No quisiera, Elsa, que mis palabras te cambiaran el rumbo. En tu caso, distinto, te mueves en pos de una meta luminosa, piensas en aplausos y coronas de laurel, las piedras en el camino no consiguen hacerte caer, sólo lastimar. Pero del dolor tú siempre sacas una sonrisa, crees que sólo el dolor te hace merecedora del destino que crees merecer.
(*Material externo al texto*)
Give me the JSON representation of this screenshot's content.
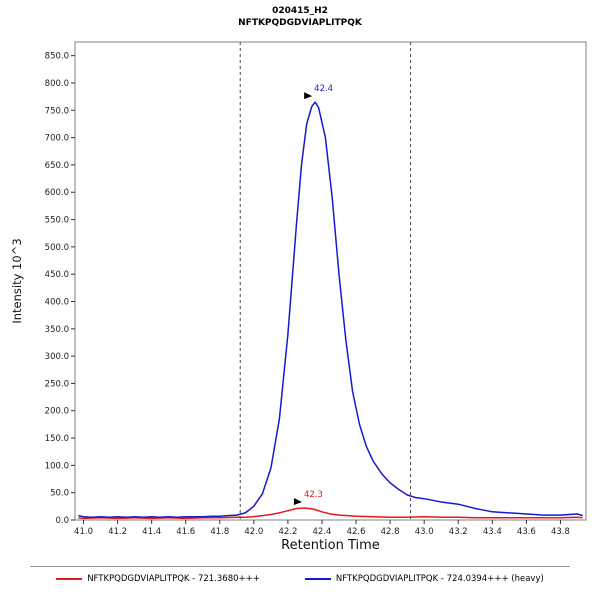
{
  "chart_data": {
    "type": "line",
    "title": "020415_H2",
    "subtitle": "NFTKPQDGDVIAPLITPQK",
    "xlabel": "Retention Time",
    "ylabel": "Intensity 10^3",
    "xlim": [
      40.95,
      43.95
    ],
    "ylim": [
      0,
      875
    ],
    "x_ticks": [
      41.0,
      41.2,
      41.4,
      41.6,
      41.8,
      42.0,
      42.2,
      42.4,
      42.6,
      42.8,
      43.0,
      43.2,
      43.4,
      43.6,
      43.8
    ],
    "y_ticks": [
      0,
      50,
      100,
      150,
      200,
      250,
      300,
      350,
      400,
      450,
      500,
      550,
      600,
      650,
      700,
      750,
      800,
      850
    ],
    "grid": false,
    "legend_position": "bottom",
    "boundaries": [
      41.92,
      42.92
    ],
    "series": [
      {
        "name": "NFTKPQDGDVIAPLITPQK - 721.3680+++",
        "color": "#e01b1b",
        "peak_label": "42.3",
        "peak_at": [
          42.3,
          22
        ],
        "points": [
          [
            40.97,
            4
          ],
          [
            41.0,
            3
          ],
          [
            41.1,
            4
          ],
          [
            41.2,
            3
          ],
          [
            41.3,
            4
          ],
          [
            41.4,
            3
          ],
          [
            41.5,
            4
          ],
          [
            41.6,
            3
          ],
          [
            41.7,
            4
          ],
          [
            41.8,
            4
          ],
          [
            41.9,
            5
          ],
          [
            41.95,
            5
          ],
          [
            42.0,
            6
          ],
          [
            42.05,
            8
          ],
          [
            42.1,
            10
          ],
          [
            42.15,
            13
          ],
          [
            42.2,
            17
          ],
          [
            42.25,
            21
          ],
          [
            42.3,
            22
          ],
          [
            42.35,
            20
          ],
          [
            42.4,
            15
          ],
          [
            42.45,
            11
          ],
          [
            42.5,
            9
          ],
          [
            42.55,
            8
          ],
          [
            42.6,
            7
          ],
          [
            42.7,
            6
          ],
          [
            42.8,
            5
          ],
          [
            42.9,
            5
          ],
          [
            43.0,
            6
          ],
          [
            43.1,
            5
          ],
          [
            43.2,
            5
          ],
          [
            43.3,
            4
          ],
          [
            43.4,
            4
          ],
          [
            43.5,
            4
          ],
          [
            43.6,
            4
          ],
          [
            43.7,
            4
          ],
          [
            43.8,
            4
          ],
          [
            43.9,
            5
          ],
          [
            43.93,
            4
          ]
        ]
      },
      {
        "name": "NFTKPQDGDVIAPLITPQK - 724.0394+++ (heavy)",
        "color": "#1919cc",
        "peak_label": "42.4",
        "peak_at": [
          42.36,
          765
        ],
        "points": [
          [
            40.97,
            8
          ],
          [
            41.0,
            6
          ],
          [
            41.05,
            5
          ],
          [
            41.1,
            6
          ],
          [
            41.15,
            5
          ],
          [
            41.2,
            6
          ],
          [
            41.25,
            5
          ],
          [
            41.3,
            6
          ],
          [
            41.35,
            5
          ],
          [
            41.4,
            6
          ],
          [
            41.45,
            5
          ],
          [
            41.5,
            6
          ],
          [
            41.55,
            5
          ],
          [
            41.6,
            6
          ],
          [
            41.65,
            6
          ],
          [
            41.7,
            6
          ],
          [
            41.75,
            7
          ],
          [
            41.8,
            7
          ],
          [
            41.85,
            8
          ],
          [
            41.9,
            9
          ],
          [
            41.95,
            13
          ],
          [
            42.0,
            25
          ],
          [
            42.05,
            48
          ],
          [
            42.1,
            95
          ],
          [
            42.15,
            185
          ],
          [
            42.2,
            340
          ],
          [
            42.25,
            540
          ],
          [
            42.28,
            650
          ],
          [
            42.31,
            725
          ],
          [
            42.34,
            757
          ],
          [
            42.36,
            765
          ],
          [
            42.38,
            755
          ],
          [
            42.42,
            700
          ],
          [
            42.46,
            590
          ],
          [
            42.5,
            450
          ],
          [
            42.54,
            330
          ],
          [
            42.58,
            235
          ],
          [
            42.62,
            175
          ],
          [
            42.66,
            135
          ],
          [
            42.7,
            108
          ],
          [
            42.75,
            85
          ],
          [
            42.8,
            68
          ],
          [
            42.85,
            56
          ],
          [
            42.9,
            46
          ],
          [
            42.95,
            41
          ],
          [
            43.0,
            39
          ],
          [
            43.05,
            36
          ],
          [
            43.1,
            33
          ],
          [
            43.15,
            31
          ],
          [
            43.2,
            29
          ],
          [
            43.25,
            25
          ],
          [
            43.3,
            21
          ],
          [
            43.35,
            18
          ],
          [
            43.4,
            15
          ],
          [
            43.45,
            14
          ],
          [
            43.5,
            13
          ],
          [
            43.55,
            12
          ],
          [
            43.6,
            11
          ],
          [
            43.65,
            10
          ],
          [
            43.7,
            9
          ],
          [
            43.75,
            9
          ],
          [
            43.8,
            9
          ],
          [
            43.85,
            10
          ],
          [
            43.9,
            11
          ],
          [
            43.93,
            8
          ]
        ]
      }
    ]
  }
}
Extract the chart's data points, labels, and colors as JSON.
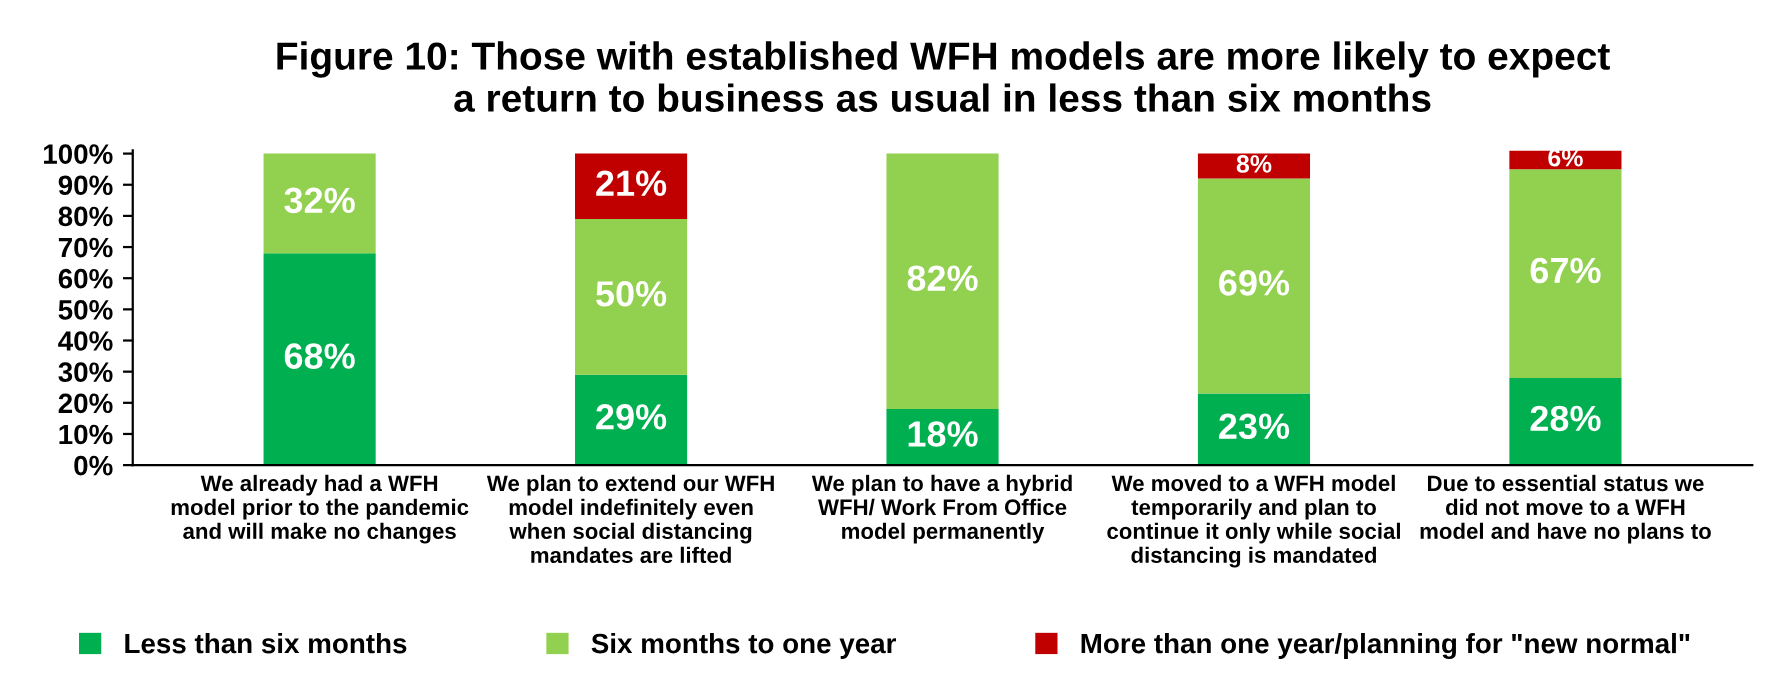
{
  "chart_data": {
    "type": "bar",
    "title": "Figure 10: Those with established WFH models are more likely to expect\na return to business as usual in less than six months",
    "categories": [
      "We already had a WFH\nmodel prior to the pandemic\nand will make no changes",
      "We plan to extend our WFH\nmodel indefinitely even\nwhen social distancing\nmandates are lifted",
      "We plan to have a hybrid\nWFH/ Work From Office\nmodel permanently",
      "We moved to a WFH model\ntemporarily and plan to\ncontinue it only while social\ndistancing is mandated",
      "Due to essential status we\ndid not move to a WFH\nmodel and have no plans to"
    ],
    "series": [
      {
        "name": "Less than six months",
        "color": "#00b050",
        "values": [
          68,
          29,
          18,
          23,
          28
        ],
        "value_labels": [
          "68%",
          "29%",
          "18%",
          "23%",
          "28%"
        ]
      },
      {
        "name": "Six months to one year",
        "color": "#92d050",
        "values": [
          32,
          50,
          82,
          69,
          67
        ],
        "value_labels": [
          "32%",
          "50%",
          "82%",
          "69%",
          "67%"
        ]
      },
      {
        "name": "More than one year/planning for \"new normal\"",
        "color": "#c00000",
        "values": [
          null,
          21,
          null,
          8,
          6
        ],
        "value_labels": [
          null,
          "21%",
          null,
          "8%",
          "6%"
        ]
      }
    ],
    "stacked": true,
    "ylim": [
      0,
      101
    ],
    "yticks": [
      {
        "value": 0,
        "label": "0%"
      },
      {
        "value": 10,
        "label": "10%"
      },
      {
        "value": 20,
        "label": "20%"
      },
      {
        "value": 30,
        "label": "30%"
      },
      {
        "value": 40,
        "label": "40%"
      },
      {
        "value": 50,
        "label": "50%"
      },
      {
        "value": 60,
        "label": "60%"
      },
      {
        "value": 70,
        "label": "70%"
      },
      {
        "value": 80,
        "label": "80%"
      },
      {
        "value": 90,
        "label": "90%"
      },
      {
        "value": 100,
        "label": "100%"
      }
    ],
    "grid": false,
    "legend": "bottom"
  }
}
Así piensas, pero te equivocas, el dolor hace que te preguntes: “¿ por qué me castigas, vida, es una forma de merecer la gloria?” Y esa pregunta, suspendida en el aire, hace que sigas esperanzada; la esperanza es un señuelo, Elsa.
Me preguntas si tengo novia. Esta pregunta me recuerda a alguien que dijo: “no hay cosa más estúpida que ser un poeta viejo”. Procuro, en esto, no ser estúpido.
El beber, tequila, debe ser porque nadie te controla el dopaje. ¡Sigue con él, coño!, al menos cuando llegues a la meta, en el silencio que te rodee, podrás gritar: ¡que me quiten lo bailado! 
Casi prefiero que en lugar de quererme, mucho, me acompañes. Si hay otra vida, te prometo ser diferente, a tu altura.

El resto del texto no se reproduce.